Figure 1 | Return spread (%), for the periods 1866 to 1926 and 1927 to 2019
Source: Robeco Quantitative Research. The figure shows the average annualized returns for the size, value, momentum, short-term reversal and beta factors for the pre-CRSP and CRSP samples. Factors are constructed from top-bottom portfolios from 2×3 size-characteristic-based portfolios. The pre-CRSP sample starts in January 1866 and ends December 1926. The CRSP sample runs between January 1927 and December 2019. Performance is measured on a monthly frequency.
Figure 2 | CAPM alpha (%), for the periods 1866 to 1926 and 1927 to 2019
Source: Robeco Quantitative Research. The figure shows the average annualized CAPM alphas for the size, value, momentum, short-term reversal and beta factors for the pre-CRSP and CRSP samples. Factors are constructed from top-bottom portfolios from 2×3 size-characteristic-based portfolios. The pre-CRSP sample starts in January 1866 and ends December 1926. The CRSP sample runs between January 1927 and December 2019. Performance is measured on a monthly frequency.
Overall, there was no material out-of-sample decay in factor premiums, as they were broadly similar in both the pre-1926 and post-1926 eras. The authors also confirmed that these results were generally robust over time, while different testing choices held up across industries and exchanges. Moreover, factor spanning tests revealed that low-risk, momentum, short-term reversal and value are non-redundant asset pricing factors, while size is subsumed by other factors. This indicates that low-risk, momentum and value are durable asset pricing factors.
Machine learning techniques offer valuable insight on stock returns
The authors also conducted an out-of-sample test of machine learning (ML) methods, that had previously been successfully applied in the asset pricing literature. For example, some researchers have argued that cross-sectional regressions and portfolio sorts can miss important dynamics and interactions between variables, such as return volatility and price momentum. These researchers found that ML models (random forests and neural networks that allow for nonlinear predictor interactions) could predict cross-sectional differences in stock returns over the period 1957 to 2016.
However, this sample period coincides with the CRSP era. And ultimately, ML models also require out-of-sample testing in independent samples, similar to traditional factor tests. The authors therefore applied what they viewed as the most promising ML techniques (random forest and neural network models) to the new 61-year sample period. They noted that the ML methods also worked in the pre-CRSP stage, as both models delivered significant CAPM alphas. As such, the research outlines that ML tools offer valuable information in terms of understanding the cross-section of stock returns.
In conclusion, this deep historical research underlines that factor premiums are not very dependent on specific market regimes, nor specific market structures. Instead, they are probably an ‘eternal’ feature of financial markets.

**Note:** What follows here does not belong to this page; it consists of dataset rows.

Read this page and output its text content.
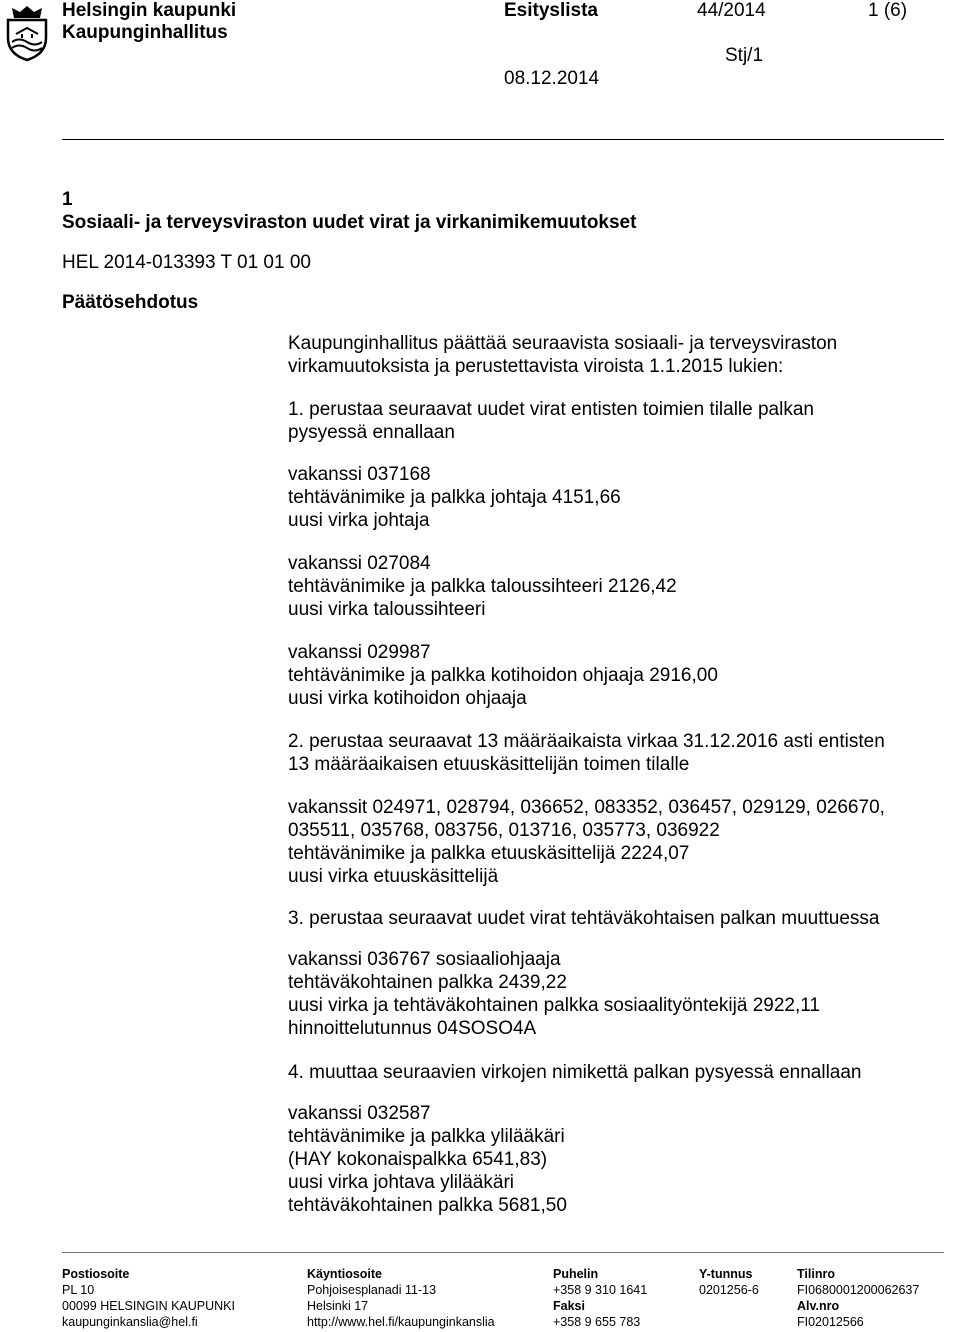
Helsingin kaupunki
Kaupunginhallitus
Esityslista	44/2014	1 (6)
Stj/1
08.12.2014
1
Sosiaali- ja terveysviraston uudet virat ja virkanimikemuutokset
HEL 2014-013393 T 01 01 00
Päätösehdotus
Kaupunginhallitus päättää seuraavista sosiaali- ja terveysviraston
virkamuutoksista ja perustettavista viroista 1.1.2015 lukien:
1. perustaa seuraavat uudet virat entisten toimien tilalle palkan
pysyessä ennallaan
vakanssi 037168
tehtävänimike ja palkka johtaja 4151,66
uusi virka johtaja
vakanssi 027084
tehtävänimike ja palkka taloussihteeri 2126,42
uusi virka taloussihteeri
vakanssi 029987
tehtävänimike ja palkka kotihoidon ohjaaja 2916,00
uusi virka kotihoidon ohjaaja
2. perustaa seuraavat 13 määräaikaista virkaa 31.12.2016 asti entisten
13 määräaikaisen etuuskäsittelijän toimen tilalle
vakanssit 024971, 028794, 036652, 083352, 036457, 029129, 026670,
035511, 035768, 083756, 013716, 035773, 036922
tehtävänimike ja palkka etuuskäsittelijä 2224,07
uusi virka etuuskäsittelijä
3. perustaa seuraavat uudet virat tehtäväkohtaisen palkan muuttuessa
vakanssi 036767 sosiaaliohjaaja
tehtäväkohtainen palkka 2439,22
uusi virka ja tehtäväkohtainen palkka sosiaalityöntekijä 2922,11
hinnoittelutunnus 04SOSO4A
4. muuttaa seuraavien virkojen nimikettä palkan pysyessä ennallaan
vakanssi 032587
tehtävänimike ja palkka ylilääkäri
(HAY kokonaispalkka 6541,83)
uusi virka johtava ylilääkäri
tehtäväkohtainen palkka 5681,50
Postiosoite
PL 10
00099 HELSINGIN KAUPUNKI
kaupunginkanslia@hel.fi
Käyntiosoite
Pohjoisesplanadi 11-13
Helsinki 17
http://www.hel.fi/kaupunginkanslia
Puhelin
+358 9 310 1641
Faksi
+358 9 655 783
Y-tunnus
0201256-6
Tilinro
FI0680001200062637
Alv.nro
FI02012566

1 See: Harvey, C. R., July 2017, “Presidential address: the scientific outlook in financial economics”, Journal of Finance.
2 See: Baltussen, G., Van Vliet, B. P., and Van Vliet, P., November 2021, “The cross-section of stock returns before 1926 (and beyond)”, working paper.
3 See: Fama, E. F., and MacBeth, J. D., June 1973, “Risk, return, and equilibrium: empirical tests”, Journal of Political Economy.
4 See: Gu, S., Kelly, B., and Xiu, D., February 2020, “Empirical asset pricing via machine learning”, The Review of Financial Studies.